S.G.: This question highlights the dearth of quality literature about transracial adoption, from the experience of adolescent adoptees. Unfortunately, there still isn’t much out there at all which really shows the complexity of the experience.
That said, I would recommend When the Black Girl Sings, Bil Wright. This YA novel has a mixed black female transracial adoptee protagonist, who is struggling to come to terms with her identity. I would have liked to have seen more exploration of how she does or does not “fit into” black culture, however. The anxiety that many adoptees feel when they cannot “perform” culture of their home community.
My friend and colleague Dr. Sarah Park Dahlen, Assistant Professor of Library and Information Science at St. Catherine’s University, studies diversity in children’s and YA literature, and also recommends North of Beautiful, by Justina Chen Headley. The book has a white female protagonist, and features a male Chinese American adoptee.
The problem is that almost all the literature for children and teens written on the topic is written by non-adoptees. It’s not that those who don’t come from this experience absolutely can’t understand its complexities, but rather, that they unfortunately often don’t. This is again why we have to talk about power in relationships and storytelling. Who is telling what stories, and from whose perspective? Who is the subject, and who is the object? What images and ideas get communicated over and over again, and what is left out?
E.M.K.: What are you working on now? (If you feel like discussing it)
S.G.: For better or worse, I am someone who always has multiple projects running at once. So, I am now in the middle of a YA novel about a Liberian American teenager who keeps on getting into fights with his black American peers, gets expelled from his high school in Minnesota, and is then sent “back” to Liberia by his parents, who feel they can no longer control him.
Then, I am also halfway through a family memoir, tentatively titled Love Across The Middle Passage: Making An African/African American Family. My husband is Liberian, so the book asks the question: “Can Africans and African Americans really come together — in family, in love, in friendship, in community and institution-building?” If you are interested, you can listen to an excerpt here: http://www.mprnews.org/story/2015/11/06/bcst-books-more-than-a-single-story . Click on “Part Two.”
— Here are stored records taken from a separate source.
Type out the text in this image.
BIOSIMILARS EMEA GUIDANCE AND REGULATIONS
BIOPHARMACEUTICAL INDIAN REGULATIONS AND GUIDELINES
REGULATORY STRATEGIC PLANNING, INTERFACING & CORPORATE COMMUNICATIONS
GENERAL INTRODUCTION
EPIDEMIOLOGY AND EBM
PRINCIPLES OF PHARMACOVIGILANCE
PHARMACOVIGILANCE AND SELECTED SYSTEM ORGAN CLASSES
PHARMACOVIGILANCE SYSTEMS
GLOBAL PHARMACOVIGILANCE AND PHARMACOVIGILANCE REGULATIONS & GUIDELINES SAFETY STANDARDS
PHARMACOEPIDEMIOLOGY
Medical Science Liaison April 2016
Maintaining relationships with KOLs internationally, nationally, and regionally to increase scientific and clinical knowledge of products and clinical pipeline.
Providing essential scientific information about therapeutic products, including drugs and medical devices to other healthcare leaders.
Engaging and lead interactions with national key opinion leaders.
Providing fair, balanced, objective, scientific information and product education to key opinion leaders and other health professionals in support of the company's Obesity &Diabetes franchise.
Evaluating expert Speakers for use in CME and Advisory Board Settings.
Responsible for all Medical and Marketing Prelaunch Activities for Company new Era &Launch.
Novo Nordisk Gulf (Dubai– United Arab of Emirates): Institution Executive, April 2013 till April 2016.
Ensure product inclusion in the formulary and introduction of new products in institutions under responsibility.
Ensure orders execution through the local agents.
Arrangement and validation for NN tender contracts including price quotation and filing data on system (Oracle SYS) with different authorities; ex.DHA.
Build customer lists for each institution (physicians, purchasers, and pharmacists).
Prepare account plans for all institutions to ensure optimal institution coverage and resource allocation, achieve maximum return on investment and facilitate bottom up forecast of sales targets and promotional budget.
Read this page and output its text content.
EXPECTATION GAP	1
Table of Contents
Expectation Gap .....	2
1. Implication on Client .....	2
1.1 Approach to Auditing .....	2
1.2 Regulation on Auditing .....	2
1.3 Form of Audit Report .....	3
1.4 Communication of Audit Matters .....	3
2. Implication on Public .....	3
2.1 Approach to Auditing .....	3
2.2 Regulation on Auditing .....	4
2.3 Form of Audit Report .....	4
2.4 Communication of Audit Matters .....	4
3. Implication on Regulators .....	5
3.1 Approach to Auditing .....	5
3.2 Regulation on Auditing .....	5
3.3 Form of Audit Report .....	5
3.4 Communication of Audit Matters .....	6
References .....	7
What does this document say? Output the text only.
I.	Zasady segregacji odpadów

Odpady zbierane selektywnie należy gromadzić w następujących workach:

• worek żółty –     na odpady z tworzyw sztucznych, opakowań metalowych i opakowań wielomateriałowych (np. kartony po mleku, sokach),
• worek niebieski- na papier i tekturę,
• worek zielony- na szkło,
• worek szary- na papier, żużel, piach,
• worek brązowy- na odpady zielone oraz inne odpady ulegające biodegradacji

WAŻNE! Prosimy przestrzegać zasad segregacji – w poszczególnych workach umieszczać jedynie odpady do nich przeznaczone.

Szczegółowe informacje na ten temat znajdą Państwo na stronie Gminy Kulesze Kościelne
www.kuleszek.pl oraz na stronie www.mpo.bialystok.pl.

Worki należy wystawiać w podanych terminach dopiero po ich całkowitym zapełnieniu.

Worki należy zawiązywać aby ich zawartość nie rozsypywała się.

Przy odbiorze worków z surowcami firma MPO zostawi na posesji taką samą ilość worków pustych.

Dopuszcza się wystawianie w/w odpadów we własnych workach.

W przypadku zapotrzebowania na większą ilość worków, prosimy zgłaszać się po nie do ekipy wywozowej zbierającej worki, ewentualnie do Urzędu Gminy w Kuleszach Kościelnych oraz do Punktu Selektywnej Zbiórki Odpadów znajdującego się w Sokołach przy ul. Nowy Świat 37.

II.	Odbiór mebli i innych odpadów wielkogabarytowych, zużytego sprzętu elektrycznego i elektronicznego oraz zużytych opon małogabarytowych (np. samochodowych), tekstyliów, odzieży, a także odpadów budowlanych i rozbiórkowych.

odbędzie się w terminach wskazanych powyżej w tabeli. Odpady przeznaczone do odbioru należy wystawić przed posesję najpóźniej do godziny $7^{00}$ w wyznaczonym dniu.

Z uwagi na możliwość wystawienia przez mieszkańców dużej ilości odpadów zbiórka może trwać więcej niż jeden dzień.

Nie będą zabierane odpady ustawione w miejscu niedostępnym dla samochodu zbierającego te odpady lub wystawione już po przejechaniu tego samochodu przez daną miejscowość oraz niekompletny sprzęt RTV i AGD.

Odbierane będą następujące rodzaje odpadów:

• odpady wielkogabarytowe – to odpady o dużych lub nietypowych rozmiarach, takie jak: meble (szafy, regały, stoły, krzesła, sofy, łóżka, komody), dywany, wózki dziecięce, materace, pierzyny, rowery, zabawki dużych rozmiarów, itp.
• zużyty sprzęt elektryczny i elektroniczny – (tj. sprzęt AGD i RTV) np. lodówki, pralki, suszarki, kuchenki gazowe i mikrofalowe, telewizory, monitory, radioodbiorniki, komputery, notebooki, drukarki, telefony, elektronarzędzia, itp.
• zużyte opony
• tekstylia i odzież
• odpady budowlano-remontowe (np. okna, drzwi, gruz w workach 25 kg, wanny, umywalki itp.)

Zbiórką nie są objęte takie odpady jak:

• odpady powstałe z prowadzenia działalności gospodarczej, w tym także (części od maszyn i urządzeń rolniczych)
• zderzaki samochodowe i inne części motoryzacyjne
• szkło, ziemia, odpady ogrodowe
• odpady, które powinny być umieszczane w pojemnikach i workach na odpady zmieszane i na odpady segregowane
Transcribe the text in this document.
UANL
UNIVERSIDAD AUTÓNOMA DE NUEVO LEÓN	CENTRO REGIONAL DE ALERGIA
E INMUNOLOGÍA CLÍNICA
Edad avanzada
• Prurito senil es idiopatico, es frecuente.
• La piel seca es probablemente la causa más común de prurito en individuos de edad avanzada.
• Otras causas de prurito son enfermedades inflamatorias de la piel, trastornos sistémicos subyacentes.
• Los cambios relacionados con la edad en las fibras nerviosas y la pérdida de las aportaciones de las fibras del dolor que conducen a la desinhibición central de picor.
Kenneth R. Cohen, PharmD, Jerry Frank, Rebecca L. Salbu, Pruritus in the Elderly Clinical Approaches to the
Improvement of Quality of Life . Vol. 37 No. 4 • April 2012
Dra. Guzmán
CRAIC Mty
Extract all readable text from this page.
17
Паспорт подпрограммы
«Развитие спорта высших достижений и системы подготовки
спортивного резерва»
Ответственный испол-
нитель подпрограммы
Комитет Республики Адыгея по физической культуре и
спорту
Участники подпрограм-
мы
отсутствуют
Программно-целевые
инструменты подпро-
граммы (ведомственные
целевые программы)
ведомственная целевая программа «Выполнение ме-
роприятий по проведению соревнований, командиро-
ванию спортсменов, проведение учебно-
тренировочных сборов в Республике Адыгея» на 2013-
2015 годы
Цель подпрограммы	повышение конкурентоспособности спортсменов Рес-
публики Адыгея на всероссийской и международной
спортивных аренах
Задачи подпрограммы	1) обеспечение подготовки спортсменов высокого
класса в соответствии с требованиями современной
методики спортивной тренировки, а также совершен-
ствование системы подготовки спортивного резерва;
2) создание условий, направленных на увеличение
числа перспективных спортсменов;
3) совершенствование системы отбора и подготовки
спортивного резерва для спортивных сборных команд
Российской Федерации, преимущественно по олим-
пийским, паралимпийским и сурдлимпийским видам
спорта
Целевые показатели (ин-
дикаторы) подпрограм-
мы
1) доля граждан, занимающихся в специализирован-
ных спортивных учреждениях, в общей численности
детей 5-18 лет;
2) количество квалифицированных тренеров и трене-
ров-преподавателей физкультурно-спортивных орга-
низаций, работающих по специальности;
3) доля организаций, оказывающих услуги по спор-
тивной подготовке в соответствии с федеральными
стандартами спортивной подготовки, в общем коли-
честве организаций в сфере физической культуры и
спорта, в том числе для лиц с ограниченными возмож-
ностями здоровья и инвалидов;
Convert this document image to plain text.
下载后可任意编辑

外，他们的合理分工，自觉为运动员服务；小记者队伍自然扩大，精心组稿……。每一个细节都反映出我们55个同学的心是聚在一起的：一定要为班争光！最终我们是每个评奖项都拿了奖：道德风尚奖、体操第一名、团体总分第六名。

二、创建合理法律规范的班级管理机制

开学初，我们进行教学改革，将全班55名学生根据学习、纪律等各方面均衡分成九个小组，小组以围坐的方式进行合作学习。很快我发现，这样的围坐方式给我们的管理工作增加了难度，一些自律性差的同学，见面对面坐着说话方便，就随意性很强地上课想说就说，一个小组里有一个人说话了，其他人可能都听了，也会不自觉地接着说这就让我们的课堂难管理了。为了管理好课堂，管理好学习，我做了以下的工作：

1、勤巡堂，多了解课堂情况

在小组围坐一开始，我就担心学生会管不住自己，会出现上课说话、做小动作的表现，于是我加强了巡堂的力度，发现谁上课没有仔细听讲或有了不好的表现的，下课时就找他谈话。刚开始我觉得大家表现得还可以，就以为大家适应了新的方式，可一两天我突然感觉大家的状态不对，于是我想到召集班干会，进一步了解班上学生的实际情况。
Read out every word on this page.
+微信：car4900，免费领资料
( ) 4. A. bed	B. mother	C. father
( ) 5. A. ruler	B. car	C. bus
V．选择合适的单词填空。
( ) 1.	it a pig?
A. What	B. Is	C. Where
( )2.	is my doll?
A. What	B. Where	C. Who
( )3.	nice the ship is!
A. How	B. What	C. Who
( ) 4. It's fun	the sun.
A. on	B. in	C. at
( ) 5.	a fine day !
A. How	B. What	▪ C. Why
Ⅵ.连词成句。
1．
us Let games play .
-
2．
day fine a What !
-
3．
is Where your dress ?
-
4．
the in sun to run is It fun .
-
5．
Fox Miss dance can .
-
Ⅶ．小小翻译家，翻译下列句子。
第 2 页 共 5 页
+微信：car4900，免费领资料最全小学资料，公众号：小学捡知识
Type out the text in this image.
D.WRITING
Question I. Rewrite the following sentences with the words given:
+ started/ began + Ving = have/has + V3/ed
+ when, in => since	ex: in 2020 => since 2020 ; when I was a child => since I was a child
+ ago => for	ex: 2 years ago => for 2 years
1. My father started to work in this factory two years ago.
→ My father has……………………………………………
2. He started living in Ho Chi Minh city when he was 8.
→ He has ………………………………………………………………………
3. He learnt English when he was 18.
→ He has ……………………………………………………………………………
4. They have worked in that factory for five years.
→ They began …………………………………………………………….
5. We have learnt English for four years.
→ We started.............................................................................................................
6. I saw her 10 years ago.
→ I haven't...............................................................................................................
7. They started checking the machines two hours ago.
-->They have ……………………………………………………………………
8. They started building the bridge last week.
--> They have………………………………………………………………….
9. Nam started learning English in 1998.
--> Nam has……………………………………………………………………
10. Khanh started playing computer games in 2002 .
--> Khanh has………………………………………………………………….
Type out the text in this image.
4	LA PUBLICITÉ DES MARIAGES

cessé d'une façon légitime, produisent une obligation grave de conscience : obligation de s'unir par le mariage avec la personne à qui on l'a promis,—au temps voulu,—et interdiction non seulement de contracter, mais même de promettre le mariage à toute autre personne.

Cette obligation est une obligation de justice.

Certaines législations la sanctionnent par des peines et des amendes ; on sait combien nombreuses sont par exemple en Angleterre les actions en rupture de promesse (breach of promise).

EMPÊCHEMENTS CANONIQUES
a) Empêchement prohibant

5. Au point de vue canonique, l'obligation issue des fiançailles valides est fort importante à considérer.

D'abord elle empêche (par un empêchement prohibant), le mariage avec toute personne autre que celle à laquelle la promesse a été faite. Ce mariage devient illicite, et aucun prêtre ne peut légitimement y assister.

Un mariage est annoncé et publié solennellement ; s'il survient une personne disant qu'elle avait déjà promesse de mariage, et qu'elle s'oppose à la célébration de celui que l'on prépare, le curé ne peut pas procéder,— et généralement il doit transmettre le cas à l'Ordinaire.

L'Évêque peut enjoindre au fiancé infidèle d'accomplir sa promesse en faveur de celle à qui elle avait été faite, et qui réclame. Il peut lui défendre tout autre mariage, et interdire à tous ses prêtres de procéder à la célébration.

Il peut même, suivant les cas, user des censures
Finally, for a number of years I have been working through a literary novel about three generations of a Liberian family. The book starts in the 19th century, with a family of freed black American slaves who are some of the founding members of the Liberian colony, then it jumps to 1925 and the forced plantation labor that many Liberian villagers endured, and concludes with the 1980 coup that led to the almost 15-year civil war.
Thanks for the interview, Shannon! And congratulations on the publication of See No Color!
Shannon Gibney is a writer, educator, activist, and the author of See No Color, a young adult novel. Her writing has appeared in Al Jazeera English, The Crisis, Gawker, and other venues. A Bush Artist and McKnight Writing Fellow, she lives with her husband and children in Minneapolis.